The Genocide Convention's Article III (c) has recently been invoked in the spirit of genocide prevention. On October 26, 2005, Iranian president Mahmoud Ahmadinejad at the “World Without Zionism” conference in Tehran, called for the State of Israel to be “wiped off the map.” Ahmadinejad has continued to make public speeches either directly or indirectly calling for Israel's destruction. In 2006, Israel has proposed to charge Ahmadinejad with direct and public incitement to genocide before the International Criminal Court. In a similar mode, a parliamentarian and former Canadian Minister of Justice has also argued that the Iranian president is guilty of state-sanctioned incitement to genocide, incitement that is both “direct and public” as defined in the Genocide Convention. Additionally, in June 2007, the US House of Representatives passed a resolution calling upon the United Nations Security Council to charge Ahmadinejad with violating the Genocide Convention by his repeated calls for Israel to be annihilated. Government officials in the United Kingdom and Australia have adopted similar stances to that of the Americans.
The UN Genocide Convention outlaws not only acts of genocide but "incitement" to genocide, an egregious offense whether or not genocide has yet occurred. The convention's goal, of course, is to prevent genocide before it takes place. Tragically, warnings of impending atrocities in Rwanda were ignored by the international community. As a result, 800,000 innocent civilians were slaughtered in a genocide that could have been prevented.
Those who incite genocide, and those who defend them, often invoke the freedom of speech. But no free-speech law condones threats of mass murder. The Nuremberg tribunal convicted and executed Nazi newspaper publisher Julius Streicher for inciting the murder of Jews, even though he didn't commit murders directly. Not long ago the former Liberian president, Charles Taylor, was sentenced to 50 years imprisonment for inciting civil war in neighbouring country, Sierra Leone. Even though he did not directly instructed the genocide of more than 500,000 innocent people, the ICC declared that he aided and abetted the killings. At the moment the world is looking for Joseph Kony for crime against humanity.

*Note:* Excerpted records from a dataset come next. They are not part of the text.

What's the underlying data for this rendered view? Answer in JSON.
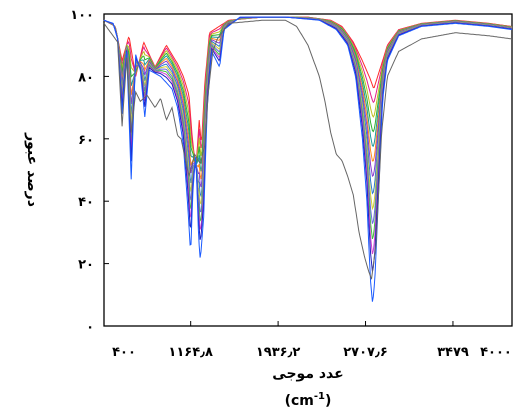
{
  "chart_data": {
    "type": "line",
    "title": "",
    "xlabel": "عدد موجی",
    "xlabel_unit": "(cm",
    "xlabel_unit_sup": "-1",
    "xlabel_unit_close": ")",
    "ylabel": "درصد عبور",
    "xlim": [
      400,
      4000
    ],
    "ylim": [
      0,
      100
    ],
    "x_ticks": [
      {
        "value": 400,
        "label": "۴۰۰"
      },
      {
        "value": 1164.8,
        "label": "۱۱۶۴٫۸"
      },
      {
        "value": 1936.2,
        "label": "۱۹۳۶٫۲"
      },
      {
        "value": 2707.6,
        "label": "۲۷۰۷٫۶"
      },
      {
        "value": 3479,
        "label": "۳۴۷۹"
      },
      {
        "value": 4000,
        "label": "۴۰۰۰"
      }
    ],
    "y_ticks": [
      {
        "value": 0,
        "label": "۰"
      },
      {
        "value": 20,
        "label": "۲۰"
      },
      {
        "value": 40,
        "label": "۴۰"
      },
      {
        "value": 60,
        "label": "۶۰"
      },
      {
        "value": 80,
        "label": "۸۰"
      },
      {
        "value": 100,
        "label": "۱۰۰"
      }
    ],
    "grid": false,
    "legend": "none",
    "series": [
      {
        "color": "#ff2a2a",
        "depth": 0.0
      },
      {
        "color": "#e0208a",
        "depth": 0.07
      },
      {
        "color": "#c0c020",
        "depth": 0.14
      },
      {
        "color": "#30b030",
        "depth": 0.21
      },
      {
        "color": "#1a9a9a",
        "depth": 0.28
      },
      {
        "color": "#ff8c1a",
        "depth": 0.35
      },
      {
        "color": "#8a3ad0",
        "depth": 0.42
      },
      {
        "color": "#2a7ad0",
        "depth": 0.5
      },
      {
        "color": "#d0d030",
        "depth": 0.57
      },
      {
        "color": "#6a6ae0",
        "depth": 0.64
      },
      {
        "color": "#40c040",
        "depth": 0.71
      },
      {
        "color": "#d040d0",
        "depth": 0.78
      },
      {
        "color": "#2020c0",
        "depth": 0.86
      },
      {
        "color": "#1a5aff",
        "depth": 1.0
      },
      {
        "color": "#666666",
        "depth": 1.15,
        "broad": true
      }
    ],
    "base_line": [
      [
        400,
        98
      ],
      [
        500,
        96
      ],
      [
        560,
        85
      ],
      [
        620,
        93
      ],
      [
        680,
        80
      ],
      [
        750,
        91
      ],
      [
        850,
        83
      ],
      [
        950,
        90
      ],
      [
        1050,
        84
      ],
      [
        1100,
        80
      ],
      [
        1150,
        74
      ],
      [
        1180,
        60
      ],
      [
        1210,
        50
      ],
      [
        1240,
        66
      ],
      [
        1260,
        58
      ],
      [
        1290,
        78
      ],
      [
        1330,
        94
      ],
      [
        1500,
        98
      ],
      [
        1800,
        99
      ],
      [
        2000,
        99
      ],
      [
        2200,
        99
      ],
      [
        2400,
        98
      ],
      [
        2500,
        96
      ],
      [
        2600,
        91
      ],
      [
        2680,
        85
      ],
      [
        2740,
        80
      ],
      [
        2780,
        76
      ],
      [
        2850,
        84
      ],
      [
        2900,
        90
      ],
      [
        3000,
        95
      ],
      [
        3200,
        97
      ],
      [
        3500,
        98
      ],
      [
        3800,
        97
      ],
      [
        4000,
        96
      ]
    ],
    "deep_line": [
      [
        400,
        98
      ],
      [
        480,
        97
      ],
      [
        520,
        92
      ],
      [
        560,
        68
      ],
      [
        600,
        88
      ],
      [
        640,
        47
      ],
      [
        680,
        87
      ],
      [
        720,
        82
      ],
      [
        760,
        67
      ],
      [
        800,
        82
      ],
      [
        900,
        80
      ],
      [
        1000,
        76
      ],
      [
        1050,
        70
      ],
      [
        1100,
        58
      ],
      [
        1140,
        38
      ],
      [
        1165,
        23
      ],
      [
        1185,
        44
      ],
      [
        1210,
        55
      ],
      [
        1235,
        28
      ],
      [
        1250,
        21
      ],
      [
        1280,
        35
      ],
      [
        1310,
        70
      ],
      [
        1350,
        88
      ],
      [
        1420,
        83
      ],
      [
        1460,
        95
      ],
      [
        1600,
        99
      ],
      [
        1800,
        99
      ],
      [
        2000,
        99
      ],
      [
        2300,
        98
      ],
      [
        2450,
        95
      ],
      [
        2550,
        90
      ],
      [
        2620,
        80
      ],
      [
        2680,
        60
      ],
      [
        2720,
        40
      ],
      [
        2750,
        15
      ],
      [
        2770,
        7
      ],
      [
        2790,
        15
      ],
      [
        2820,
        40
      ],
      [
        2860,
        73
      ],
      [
        2900,
        85
      ],
      [
        3000,
        93
      ],
      [
        3200,
        96
      ],
      [
        3500,
        97
      ],
      [
        3800,
        96
      ],
      [
        4000,
        95
      ]
    ],
    "broad_line": [
      [
        400,
        97
      ],
      [
        520,
        91
      ],
      [
        560,
        64
      ],
      [
        600,
        86
      ],
      [
        640,
        62
      ],
      [
        680,
        75
      ],
      [
        720,
        72
      ],
      [
        780,
        74
      ],
      [
        850,
        70
      ],
      [
        900,
        73
      ],
      [
        950,
        66
      ],
      [
        1000,
        70
      ],
      [
        1050,
        61
      ],
      [
        1080,
        60
      ],
      [
        1120,
        53
      ],
      [
        1150,
        48
      ],
      [
        1200,
        55
      ],
      [
        1250,
        52
      ],
      [
        1290,
        58
      ],
      [
        1320,
        75
      ],
      [
        1360,
        88
      ],
      [
        1400,
        92
      ],
      [
        1500,
        97
      ],
      [
        1800,
        98
      ],
      [
        2000,
        98
      ],
      [
        2100,
        96
      ],
      [
        2200,
        90
      ],
      [
        2300,
        80
      ],
      [
        2350,
        72
      ],
      [
        2400,
        62
      ],
      [
        2450,
        55
      ],
      [
        2500,
        53
      ],
      [
        2550,
        48
      ],
      [
        2600,
        42
      ],
      [
        2650,
        30
      ],
      [
        2700,
        22
      ],
      [
        2740,
        17
      ],
      [
        2760,
        15
      ],
      [
        2800,
        26
      ],
      [
        2850,
        62
      ],
      [
        2900,
        80
      ],
      [
        3000,
        88
      ],
      [
        3200,
        92
      ],
      [
        3500,
        94
      ],
      [
        3800,
        93
      ],
      [
        4000,
        92
      ]
    ]
  }
}
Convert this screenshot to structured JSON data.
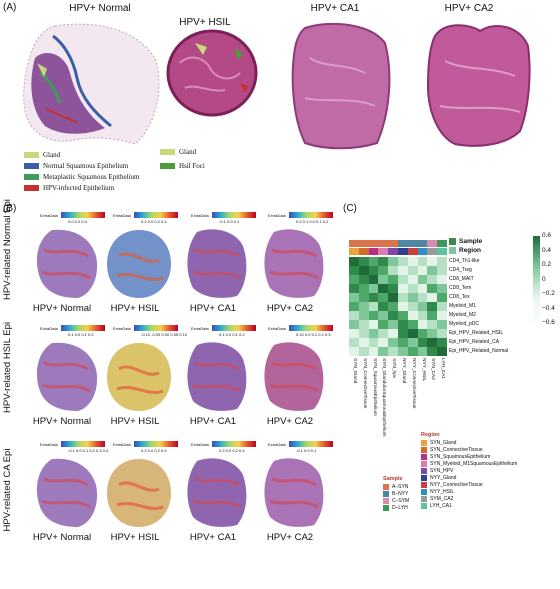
{
  "panel_a": {
    "label": "(A)",
    "titles": [
      "HPV+ Normal",
      "HPV+ HSIL",
      "HPV+ CA1",
      "HPV+ CA2"
    ],
    "normal_legend": [
      {
        "label": "Gland",
        "color": "#c7d97a"
      },
      {
        "label": "Normal Squamous Epithelium",
        "color": "#3a5ea8"
      },
      {
        "label": "Metaplastic Squamous Epithelium",
        "color": "#3f9a5b"
      },
      {
        "label": "HPV-infected Epithelium",
        "color": "#c8302f"
      }
    ],
    "hsil_legend": [
      {
        "label": "Gland",
        "color": "#c7d97a"
      },
      {
        "label": "Hsil Foci",
        "color": "#4f9b3c"
      }
    ]
  },
  "panel_b": {
    "label": "(B)",
    "row_labels": [
      "HPV-related Normal Epi",
      "HPV-related HSIL Epi",
      "HPV-related CA Epi"
    ],
    "col_labels": [
      "HPV+ Normal",
      "HPV+ HSIL",
      "HPV+ CA1",
      "HPV+ CA2"
    ],
    "colorbar_title": "ExtraData",
    "colorbar_ticks": [
      [
        "0.0  0.2  0.4",
        "0.2  0.0  0.2  0.4",
        "-0.1  0.0  0.1",
        "0.2  0.1  0.0  0.1  0.2"
      ],
      [
        "0.1  0.0  0.1  0.2",
        "-0.10 -0.05 0.00 0.05 0.10",
        "0.1  0.0  0.1  0.2",
        "0.10 0.0 0.1 0.2 0.3"
      ],
      [
        "-0.1 0.0 0.1 0.2 0.3 0.4",
        "0.2  0.0  0.2  0.4",
        "0.2  0.0  0.2  0.4",
        "-0.1  0.0  0.1"
      ]
    ]
  },
  "panel_c": {
    "label": "(C)",
    "heatmap_rows": [
      "CD4_Th1-like",
      "CD4_Treg",
      "CD8_MAIT",
      "CD8_Tem",
      "CD8_Tex",
      "Myeloid_M1",
      "Myeloid_M2",
      "Myeloid_pDC",
      "Epi_HPV_Related_HSIL",
      "Epi_HPV_Related_CA",
      "Epi_HPV_Related_Normal"
    ],
    "heatmap_cols": [
      "SYN_Gland",
      "SYN_ConnectiveTissue",
      "SYN_SquamousEpithelium",
      "SYN_GlandularSquamousEpithelium",
      "SYN_hpv",
      "NYY_Gland",
      "NYY_ConnectiveTissue",
      "NYY_HSIL",
      "SYN_CA2",
      "LYH_CA1"
    ],
    "annotation_labels": [
      "Sample",
      "Region"
    ],
    "scale_ticks": [
      "0.6",
      "0.4",
      "0.2",
      "0",
      "−0.2",
      "−0.4",
      "−0.6"
    ],
    "sample_legend_title": "Sample",
    "sample_legend": [
      {
        "label": "A–SYN",
        "color": "#d9744c"
      },
      {
        "label": "B–NYY",
        "color": "#4e87a6"
      },
      {
        "label": "C–SYM",
        "color": "#d98cb0"
      },
      {
        "label": "D–LYH",
        "color": "#3a9a59"
      }
    ],
    "region_legend_title": "Region",
    "region_legend": [
      {
        "label": "SYN_Gland",
        "color": "#e8a33d"
      },
      {
        "label": "SYN_ConnectiveTissue",
        "color": "#d66a2a"
      },
      {
        "label": "SYN_SquamousEpithelium",
        "color": "#b82f86"
      },
      {
        "label": "SYN_Myeloid_M1SquamousEpithelium",
        "color": "#e07bb0"
      },
      {
        "label": "SYN_HPV",
        "color": "#7b4aa8"
      },
      {
        "label": "NYY_Gland",
        "color": "#2f3f8f"
      },
      {
        "label": "NYY_ConnectiveTissue",
        "color": "#cc3d3d"
      },
      {
        "label": "NYY_HSIL",
        "color": "#2f8fc4"
      },
      {
        "label": "SYM_CA2",
        "color": "#9a9a9a"
      },
      {
        "label": "LYH_CA1",
        "color": "#5fc3a3"
      }
    ]
  }
}
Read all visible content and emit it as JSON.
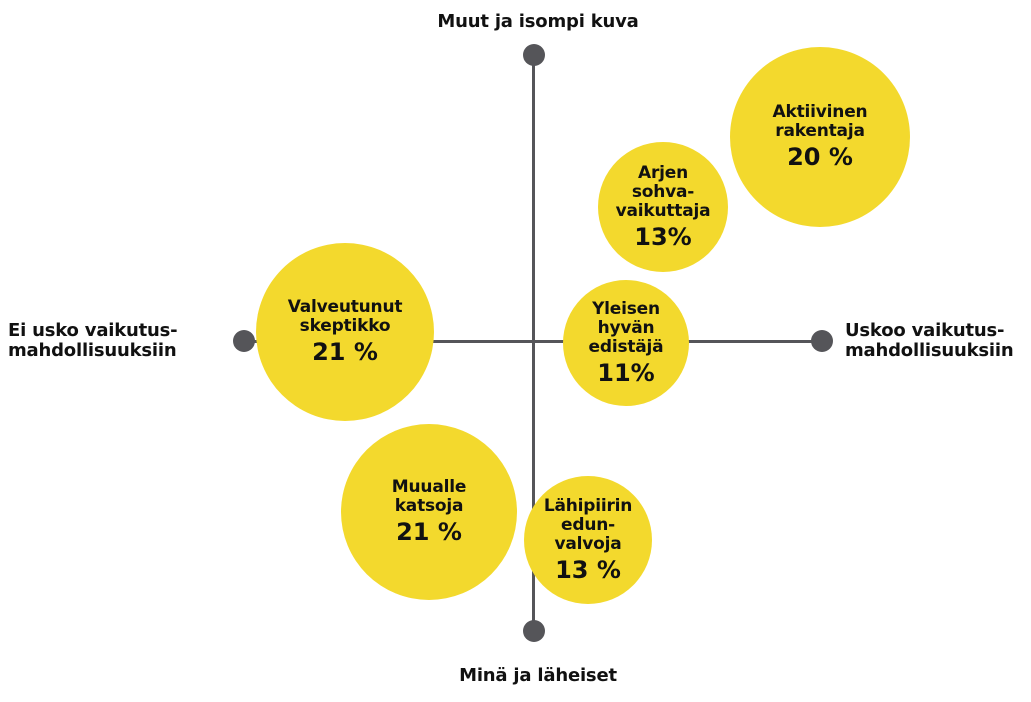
{
  "colors": {
    "bubble": "#f3d92d",
    "axis": "#555559",
    "text": "#111111",
    "background": "#ffffff"
  },
  "axes": {
    "top": "Muut ja isompi kuva",
    "bottom": "Minä ja läheiset",
    "left": [
      "Ei usko vaikutus-",
      "mahdollisuuksiin"
    ],
    "right": [
      "Uskoo vaikutus-",
      "mahdollisuuksiin"
    ]
  },
  "segments": [
    {
      "id": "aktiivinen-rakentaja",
      "lines": [
        "Aktiivinen",
        "rakentaja"
      ],
      "percent": "20 %"
    },
    {
      "id": "arjen-sohvavaikuttaja",
      "lines": [
        "Arjen",
        "sohva-",
        "vaikuttaja"
      ],
      "percent": "13%"
    },
    {
      "id": "valveutunut-skeptikko",
      "lines": [
        "Valveutunut",
        "skeptikko"
      ],
      "percent": "21 %"
    },
    {
      "id": "yleisen-hyvan-edistaja",
      "lines": [
        "Yleisen",
        "hyvän",
        "edistäjä"
      ],
      "percent": "11%"
    },
    {
      "id": "muualle-katsoja",
      "lines": [
        "Muualle",
        "katsoja"
      ],
      "percent": "21 %"
    },
    {
      "id": "lahipiirin-edunvalvoja",
      "lines": [
        "Lähipiirin",
        "edun-",
        "valvoja"
      ],
      "percent": "13 %"
    }
  ]
}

The question remains, should the world fold its arms until civil war erupt in Ghana before pointing fingers? Ghana has been a role model for Africa in her peacefulness and hospitability. Should such a country and her good people suffer because of the greediness of Nana Akufo-Addo, whose anxiety is to be the president by hook or crooks? If civil war erupts in Ghana, it is rather the same poor people he wants to rule who will be left to suffer the consequences. The reason is, Nana Akufo-Addo, Kennedy Agyapong and the likes will be the very first family who will run away and leave their supporters behind.